Teach me to preach,” one of my new elders requested. A smile came across my face because his request tugged at my own love for preaching. To give him the joy I live each week would be incredible.
But the smile disappeared when I started to plan. How do you teach preaching?
I thought of my own excellent preaching teachers. Derek Morris used Haddon Robinson’s classic, Biblical Preaching. Jud Lake taught from Galli and Larson’s Preaching that Connects. But Biblical Preaching seemed too daunting for a lay preacher, and Preaching that Connects covered advanced skills better than basics.
I went to the shelf to pull out other preaching books I’d read but hit the same walls. Then it struck me. My sermon writing process is simple. If I could excuse myself from rehearsing all I had learned, I might have something to teach beginners. So, I began to condense preaching to its basic elements.
What to teach
What is preaching? Preaching is applying God’s Word to the lives of people. Learning to preach is like building a house—you need structure before details. The foundation and framework make the finished work possible. The student needs structure before they know where to put the details. So, what does that foundation look like? What does it take to apply God’s Word to people’s lives?
Most good sermons start with (1) a relevant life question, proceed to (2) a biblical answer, and end with (3) life application. The question is the reason to listen, the answer is the wisdom of God, and the application is the life change.
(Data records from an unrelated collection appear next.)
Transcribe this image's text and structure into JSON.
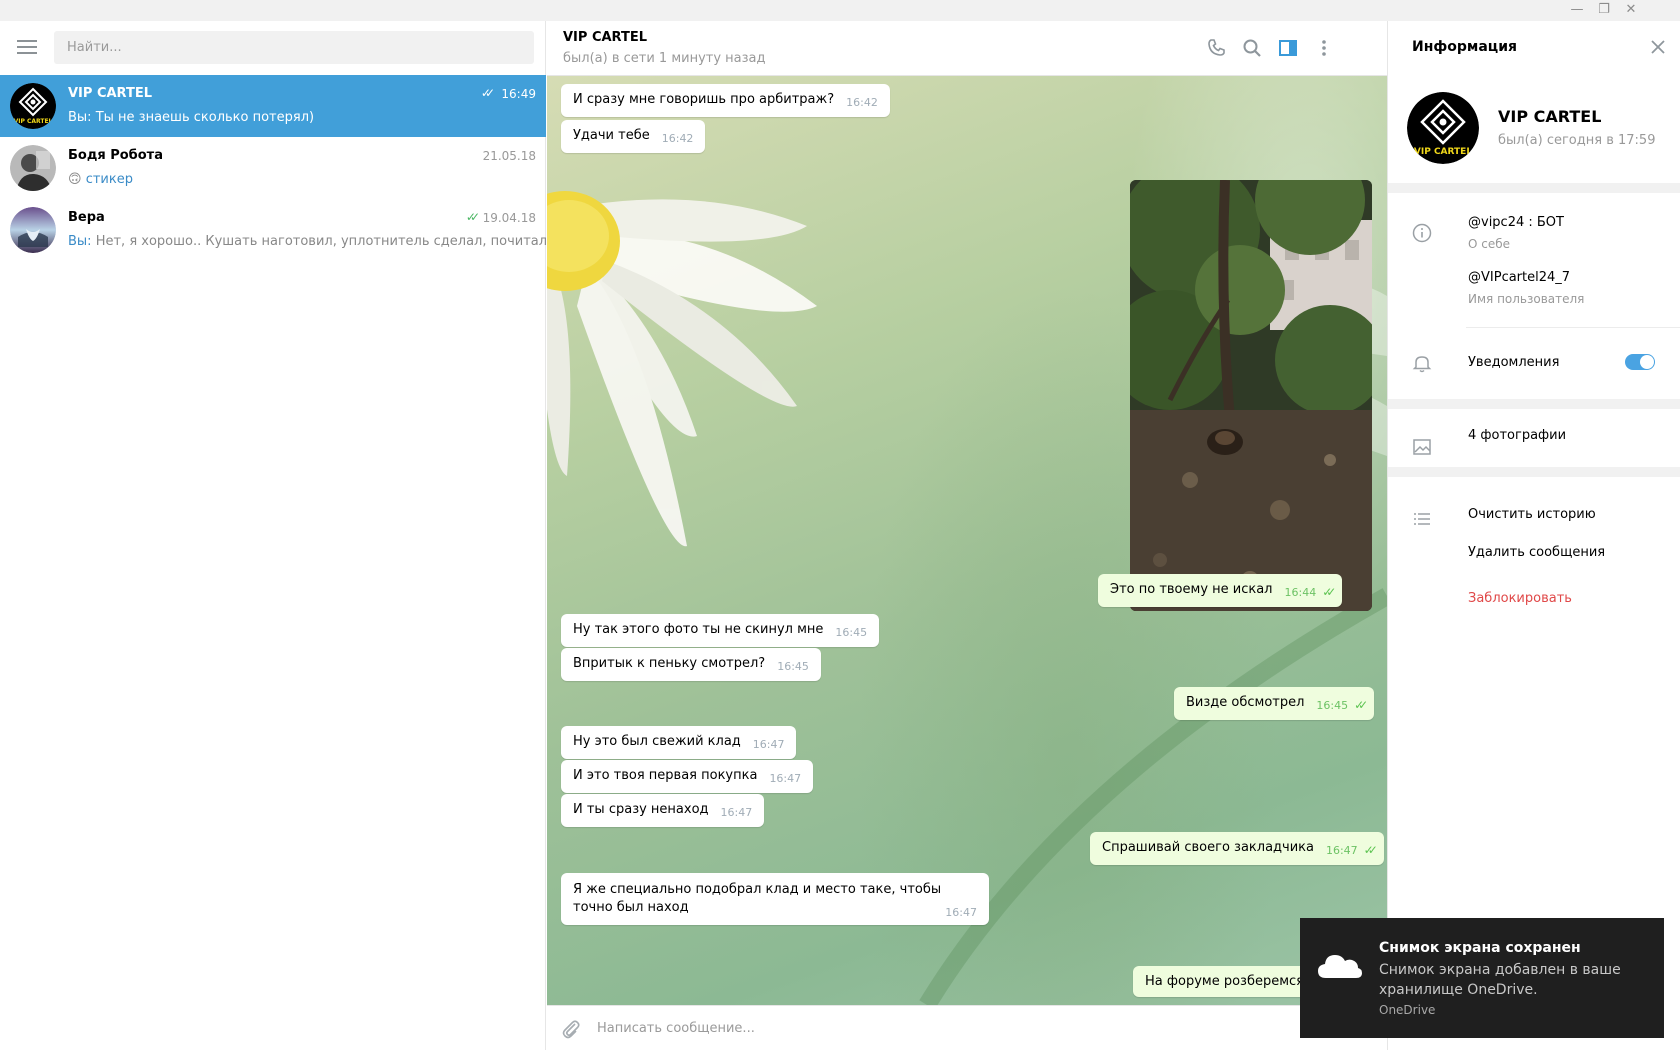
{
  "colors": {
    "accent": "#419fd9",
    "outgoing_bubble": "#effdde",
    "read_ticks": "#5dc452",
    "danger": "#e04848",
    "toggle_on": "#4aa3e2"
  },
  "window_controls": {
    "minimize": "—",
    "restore": "❐",
    "close": "✕"
  },
  "sidebar": {
    "search_placeholder": "Найти...",
    "dialogs": [
      {
        "name": "VIP CARTEL",
        "time": "16:49",
        "ticks": "✓✓",
        "prefix": "Вы: ",
        "message": "Ты не знаешь сколько потерял)",
        "active": true
      },
      {
        "name": "Бодя Робота",
        "time": "21.05.18",
        "emoji": "🙃",
        "message": "стикер"
      },
      {
        "name": "Вера",
        "time": "19.04.18",
        "ticks": "✓✓",
        "prefix": "Вы: ",
        "message": "Нет, я хорошо.. Кушать наготовил, уплотнитель сделал, почитал"
      }
    ]
  },
  "chat": {
    "title": "VIP CARTEL",
    "status": "был(а) в сети 1 минуту назад",
    "composer_placeholder": "Написать сообщение...",
    "messages": [
      {
        "dir": "in",
        "text": "И сразу мне говоришь про арбитраж?",
        "time": "16:42"
      },
      {
        "dir": "in",
        "text": "Удачи тебе",
        "time": "16:42"
      },
      {
        "dir": "out",
        "text": "Это по твоему не искал",
        "time": "16:44",
        "ticks": "✓✓"
      },
      {
        "dir": "in",
        "text": "Ну так этого фото ты не скинул мне",
        "time": "16:45"
      },
      {
        "dir": "in",
        "text": "Впритык к пеньку смотрел?",
        "time": "16:45"
      },
      {
        "dir": "out",
        "text": "Визде обсмотрел",
        "time": "16:45",
        "ticks": "✓✓"
      },
      {
        "dir": "in",
        "text": "Ну это был свежий клад",
        "time": "16:47"
      },
      {
        "dir": "in",
        "text": "И это твоя первая покупка",
        "time": "16:47"
      },
      {
        "dir": "in",
        "text": "И ты сразу ненаход",
        "time": "16:47"
      },
      {
        "dir": "out",
        "text": "Спрашивай своего закладчика",
        "time": "16:47",
        "ticks": "✓✓"
      },
      {
        "dir": "in",
        "text": "Я же специально подобрал клад и место таке, чтобы точно был наход",
        "time": "16:47"
      },
      {
        "dir": "out",
        "text": "На форуме розберемся",
        "time": ""
      }
    ]
  },
  "info": {
    "title": "Информация",
    "name": "VIP CARTEL",
    "status": "был(а) сегодня в 17:59",
    "bio": "@vipc24 : БОТ",
    "bio_label": "О себе",
    "username": "@VIPcartel24_7",
    "username_label": "Имя пользователя",
    "notifications": "Уведомления",
    "notifications_on": true,
    "photos": "4 фотографии",
    "clear_history": "Очистить историю",
    "delete_messages": "Удалить сообщения",
    "block": "Заблокировать"
  },
  "avatar_logo_text": "VIP CARTEL",
  "toast": {
    "title": "Снимок экрана сохранен",
    "body": "Снимок экрана добавлен в ваше хранилище OneDrive.",
    "source": "OneDrive"
  }
}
On these stones, I built a preaching class in my district. Twenty people showed up or asked for materials. That’s 10 percent of active membership. People wanted to learn. Could I teach them? Yes I could—by God’s grace.
How to teach
I found what to teach but lacked how to teach. This came through trial and error. Along the way, I found some shut doors and some keys to unlock them. I share with you three of these shut doors here, along with their keys, in the hope that you will become a better teacher of preachers.
Door #1—complexity and simplicity. The first shut door is the complexity of preaching. There is so much a preacher must do to master preaching. To get past this door, homiletics professors resort to a step-by-step “how to” approach that avoids theory. This is a grave mistake because it risks putting a ceiling on the preacher’s skills.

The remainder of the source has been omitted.